Der Hersteller Heck gibt an, dass das mineralische Verbundsystem mit speziell auf Naturstein abgestimmten Produkten auch extremen Witterungen standhält.

Laut Mitteilung des Herstellers ermöglicht das Wärmedämmverbundsystem Fassadengestaltungen für Alt- und Neubauten mit einer Gebäudehöhe bis 100 Meter. Naturstein ist damit als Schlussbeschichtung einsetzbar und kann mit anderen Materialien kombiniert werden. Das System namens HECK Keramik / Naturstein MW ist derzeit das einzige bauaufsichtlich zugelassene für Natursteine bis 20 Millimeter Dicke und ein Flächengewicht von 63 kg/m² auf Steinwolle-Dämmplatten 035.

Vorteil Steinwolle: schmal und nicht brennbar

Die Steinwolle-Dämmplatten sollen eine hohe Wirtschaftlichkeit und einen ungehinderten Baustellenablauf ermöglichen. Nötige U-Werte lassen sich durch den geringeren Lambda-Wert mit einem schlankeren Wandaufbau erreichen. Im Vergleich zu Mineralwolle-Dämmplatten 040 sei die Wärmeleitfähigkeit der Steinwolle-Dämmplatten HECK Coverrock I und II rund zwölf Prozent besser. Das ermögliche eine geringere Dämmstoffdicke, im Regelfall lassen sich zwei Zentimeter einsparen.
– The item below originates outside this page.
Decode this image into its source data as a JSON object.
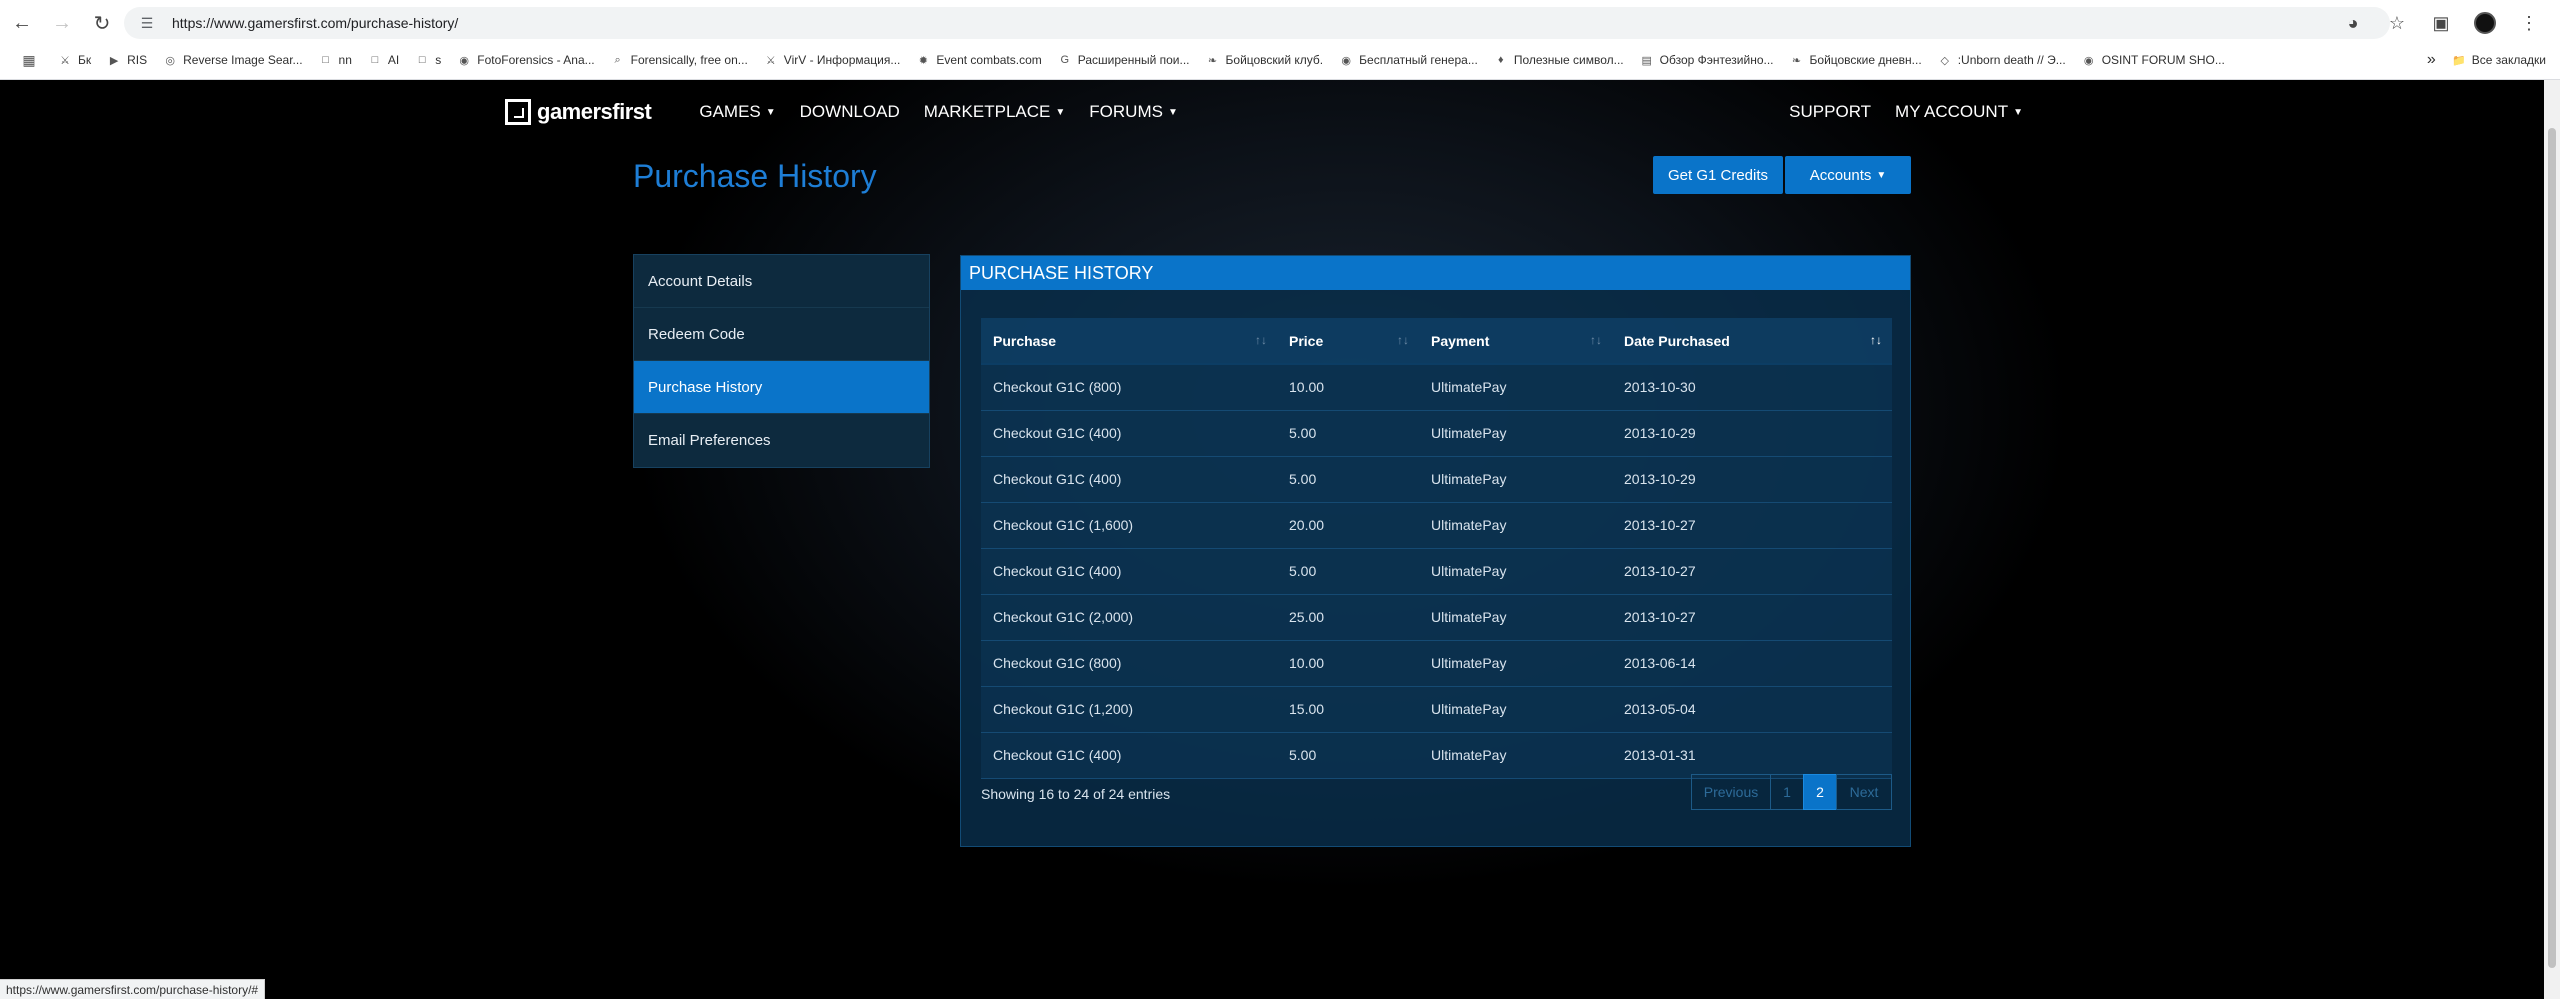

Die Steinwolle-Dämmplatten Coverrock I (einseitig beschichtet) und II (beidseitig beschichtet) werden wie übliche Steinwolle-Dämmplatten verarbeitet. Anschließend wird dann durch das Armierungsgewebe verdübelt. Danach werden die Natursteine auf dem System verklebt. Abschließend erfolgt die Verfugung der Fassade per Spritz-, Schlämm- oder Handverfugung. Der Aufbau ist mineralisch und gewährt eine optimale Wasserdampfdiffusion. Das System ist laut Heck besonders stoßfest und extrem witterungsbeständig.